Il motivo è infondato. La Corte d’appello, nel confermare la qualificazione della domanda (qualificazione che, trattandosi di un giudizio di fatto, è propria del giudice di merito, cfr., ex multis, Cass. 25259/2017) data dal Tribunale quale azione di regolamento dei confini, ha correttamente vagliato “la formulazione letterale e specifica della domanda”, la “prospettazione delle circostanze di fatto dedotte dall’attrice” e ha considerato che la connessa domanda di restituzione delle porzioni di terreno illegittimamente occupate dalla controparte non consente di qualificare l’azione come di rivendica, atteso che la domanda di restituzione “è conseguenza dell’accoglimento della domanda di regolamentazione dei confini”, considerazione coerente con l’orientamento di questa Corte, che anzi ritiene che la domanda di rilascio della porzione indebitamente occupata sia implicita nella proposizione dell’azione di regolamento di confini (cfr., ex multis, Cass. 852/2016).

b) Il secondo motivo denuncia violazione degli artt. 948 e 2607 c.c. e degli artt. 61 e 115 c.p.c. in relazione all’art. 360 c.p.c., comma 1, n. 3, per avere il giudice delegato al consulente tecnico d’ufficio l’accertamento del confine.

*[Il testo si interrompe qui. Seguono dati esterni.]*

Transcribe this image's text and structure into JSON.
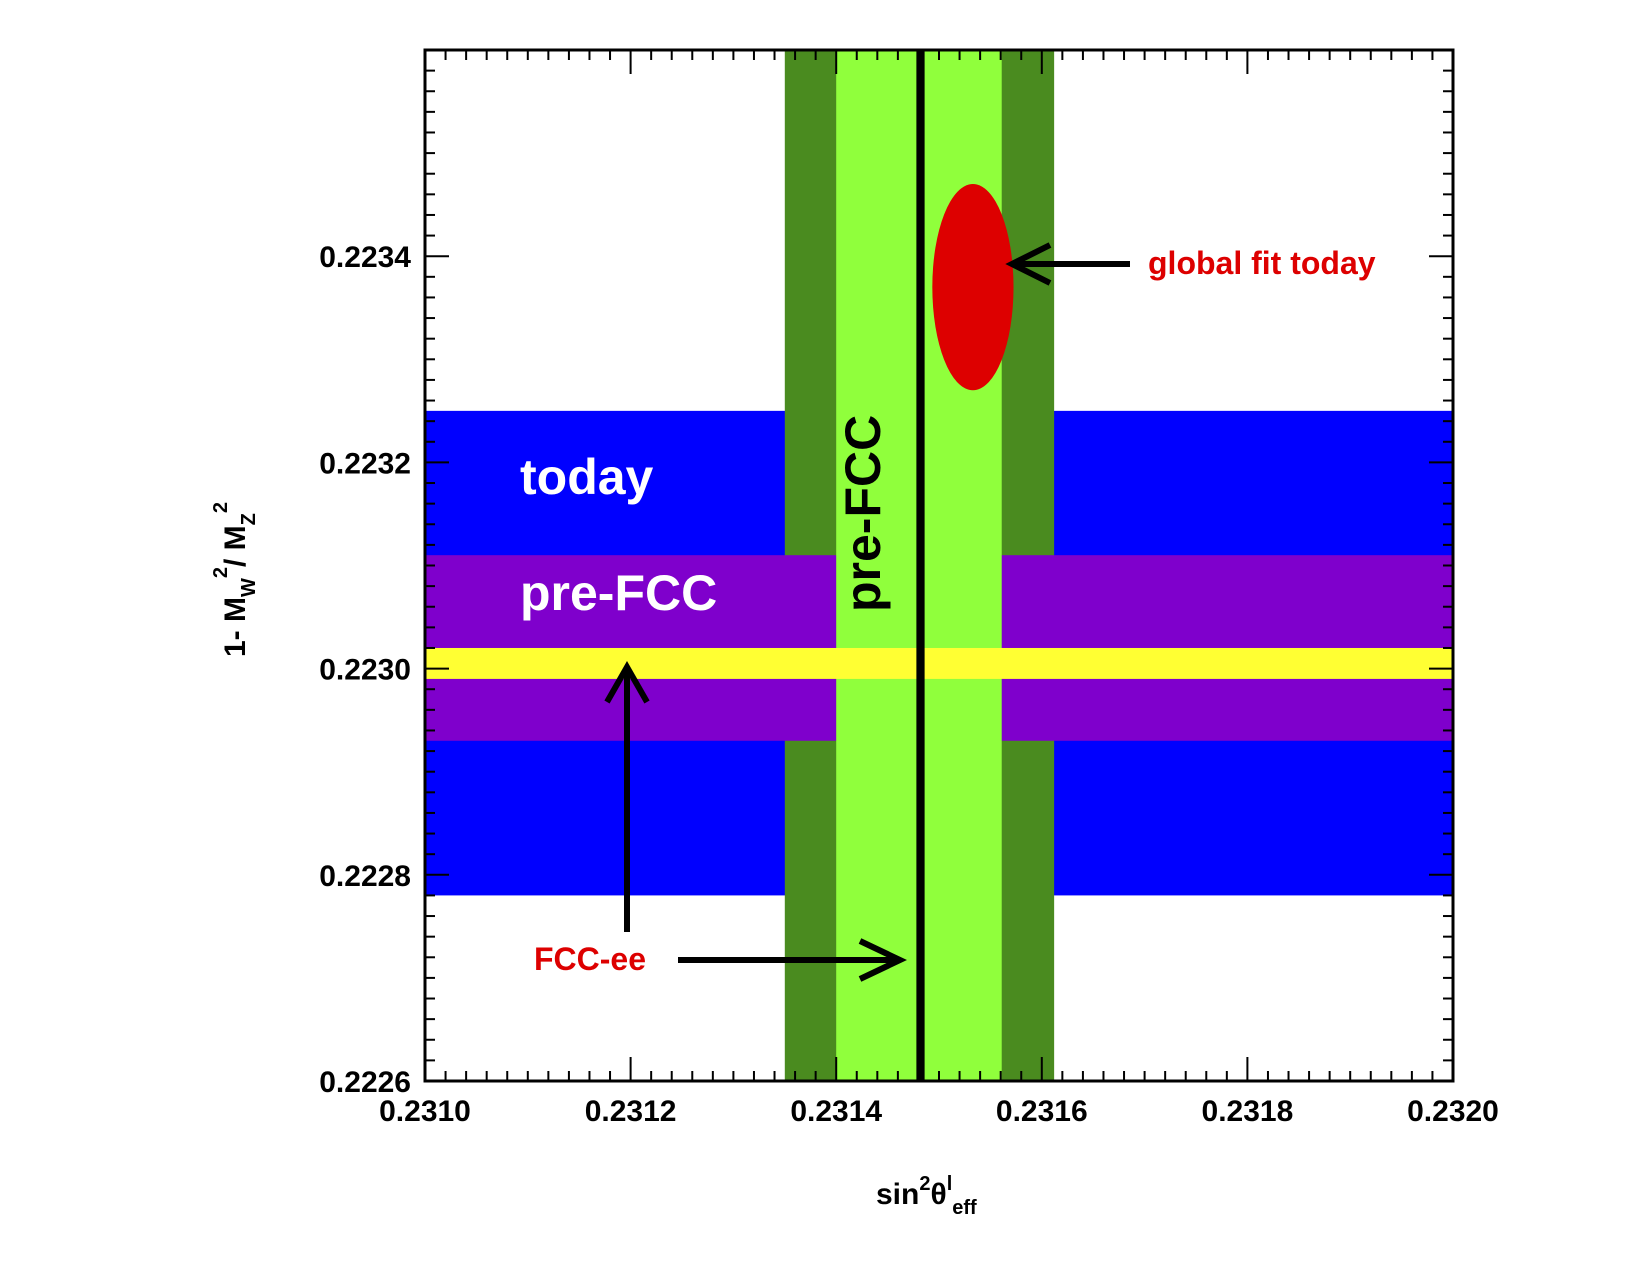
{
  "chart_data": {
    "type": "band",
    "xlim": [
      0.231,
      0.232
    ],
    "ylim": [
      0.2226,
      0.2236
    ],
    "x_ticks": [
      0.231,
      0.2312,
      0.2314,
      0.2316,
      0.2318,
      0.232
    ],
    "x_tick_labels": [
      "0.2310",
      "0.2312",
      "0.2314",
      "0.2316",
      "0.2318",
      "0.2320"
    ],
    "y_ticks": [
      0.2226,
      0.2228,
      0.223,
      0.2232,
      0.2234
    ],
    "y_tick_labels": [
      "0.2226",
      "0.2228",
      "0.2230",
      "0.2232",
      "0.2234"
    ],
    "xlabel": {
      "main": "sin",
      "sup1": "2",
      "theta": "θ",
      "sup2": "l",
      "sub": "eff"
    },
    "ylabel": {
      "prefix": "1- M",
      "sub1": "W",
      "sup1": "2",
      "mid": "/ M",
      "sub2": "Z",
      "sup2": "2"
    },
    "horizontal_bands": [
      {
        "name": "today",
        "y_min": 0.22278,
        "y_max": 0.22325,
        "color": "#0000ff"
      },
      {
        "name": "pre-FCC",
        "y_min": 0.22293,
        "y_max": 0.22311,
        "color": "#7f00cc"
      },
      {
        "name": "FCC-ee",
        "y_min": 0.22299,
        "y_max": 0.22302,
        "color": "#ffff33"
      }
    ],
    "vertical_bands": [
      {
        "name": "today",
        "x_min": 0.23135,
        "x_max": 0.231612,
        "color": "#4a8b1f"
      },
      {
        "name": "pre-FCC",
        "x_min": 0.2314,
        "x_max": 0.231561,
        "color": "#90ff3c"
      },
      {
        "name": "FCC-ee",
        "x_min": 0.231478,
        "x_max": 0.231486,
        "color": "#000000"
      }
    ],
    "ellipse": {
      "name": "global fit today",
      "cx": 0.231533,
      "cy": 0.22337,
      "rx": 3.95e-05,
      "ry": 0.0001,
      "color": "#dd0000"
    },
    "annotations": {
      "today_label": "today",
      "prefcc_h_label": "pre-FCC",
      "prefcc_v_label": "pre-FCC",
      "fccee_label": "FCC-ee",
      "global_fit_label": "global fit today"
    },
    "colors": {
      "annotation_red": "#dd0000",
      "arrow": "#000000"
    }
  }
}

Il motivo è inammissibile: esso si sostanzia in una critica al recepimento delle risultanze della consulenza tecnica d’ufficio svolta in primo grado, critica già proposta al giudice d’appello e da questi respinta, senza confrontarsi con la motivazione della pronuncia qui impugnata.

II. Il ricorso va quindi rigettato.

Le spese, liquidate in dispositivo, seguono la soccombenza.

Ai sensi del D.P.R. n. 115 del 2002, art. 13, comma 1 quater, si dà atto della sussistenza dei presupposti per il versamento da parte della ricorrente dell’importo a titolo di contributo unificato, pari a quello dovuto per il ricorso a norma dello stesso art. 13, comma 1 bis.

PQM

La Corte rigetta il ricorso e condanna la ricorrente al pagamento delle spese del giudizio in favore della controricorrente che liquida in Euro 3.100, di cui Euro 200 per esborsi, oltre spese generali (15%) e accessori di legge.

Sussistono, D.P.R. 30 maggio 2002, n. 115, art. 13, comma 1 quater, i presupposti per il versamento da parte della ricorrente dell’importo a titolo di contributo unificato pari a quello dovuto per il ricorso.

Così deciso in Roma, nella adunanza camerale della sezione seconda civile, il 15 gennaio 2019.